Quand il s’éveilla, une éclatante blancheur s’étendait devant l’entrée du four, la neige voilait les tristes débris, tout était blanc et pur, l’air ne charriait plus les infectes odeurs… Il ne faisait pas encore jour, mais la montre de l’enfant, cadeau de l’oncle Pierre, avait un cadran lumineux, il put donc y lire : 6 heures.
— Marchons, se dit-il ; avant, déjeunons.
Ce n’était pas difficile, le couvert était mis, il n’avait qu’à avancer la main. Il commença par emplir d’une bonne provision de pain le sac de toile imperméable qu’il portait en bandoulière et qui lui avait servi d’oreiller. Puis il avala une bonne ration arrosée de neige. Le chien l’imitait.

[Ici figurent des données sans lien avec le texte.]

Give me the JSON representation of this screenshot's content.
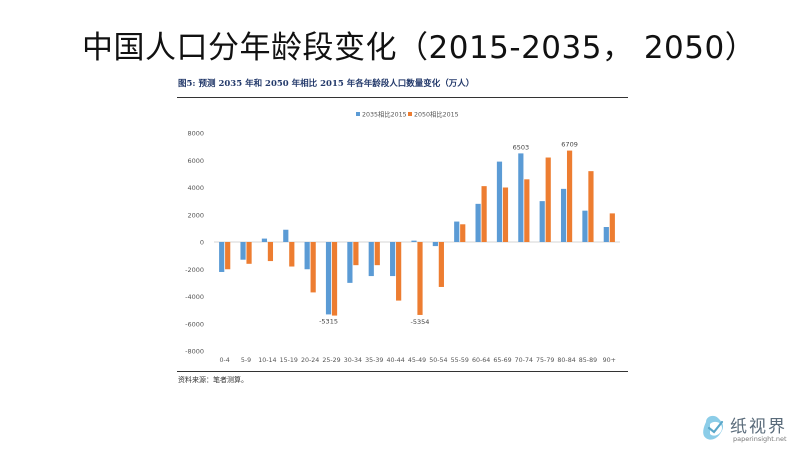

Comme il était heureux d’avoir cette bête, il la caressait et pourtant il ne savait pas, nul ne saurait jamais le rôle entier de Mousson ! Lui seul eut pu le dire ! Mais il pensait que la main chérie de son père avait complaisamment erré sur le front du bon chien, et il l’embrassait.
Le seul reflet de la neige éclairait le fugitif. Comment trouverait-il sa route à travers l’uniforme tapis ? Heureusement le halo blanc qu’il avait aperçu la veille demeurait visible et il marquait un point de repère. La couche de neige était inégale, le vent en avait jeté des amas par endroits, l’aurore naissait sur la plaine ondulée à perte de vue.
Et au milieu de l’éclatante blancheur, les deux pauvres êtres falots, faisant tache, s’activaient pour avancer dans ce sol mou. Une rangée d’arbres semblait indiquer une route, le petit alla de ce côté, sa boussole l’empêchait de prendre sa direction à rebours. Malgré le froid, il avait très chaud tant sa marche était fatigante, et pourtant René avait un encouragement depuis qu’il possédait un compagnon. Celui-ci tournait souvent vers lui ses beaux yeux orangés, si tendres et si doux. Des fois, il flairait avec inquiétude ce sol qu’une bosse de neige marquait. Vers midi, après une épuisante étape, une chance encore s’offrît aux fugitifs sous la forme d’une automobile abandonnée, brisée sans doute. Ils y entrèrent tous les deux pour déjeuner. C’était une belle limousine, vêtue de somptueux drap gris à l’intérieur. Un porte-bouquet y était encore accroché, une glace dans une gaine de cuir, une pendulette cassée, et, chose fort appréciable, dont René s’empara, un fort couteau à manche de corne gisait entre les coussins. Les deux amis trouvèrent leur pain sec — si sec ! — excellent ; ils étaient à l’abri du vent glacé, et tout est tellement relatif, que le garçon se trouvait privilégié. Ce repos lui rendit sa vigueur, et il repartit sur le coup de 2 heures, estimant avoir accompli une dizaine de kilomètres au moins dans sa matinée. Un peu de soleil faisait briller la neige, une des craintes de l’enfant était de tomber dans quelque trou invisible, aussi suivait-il avec précaution la route jalonnée par les arbres.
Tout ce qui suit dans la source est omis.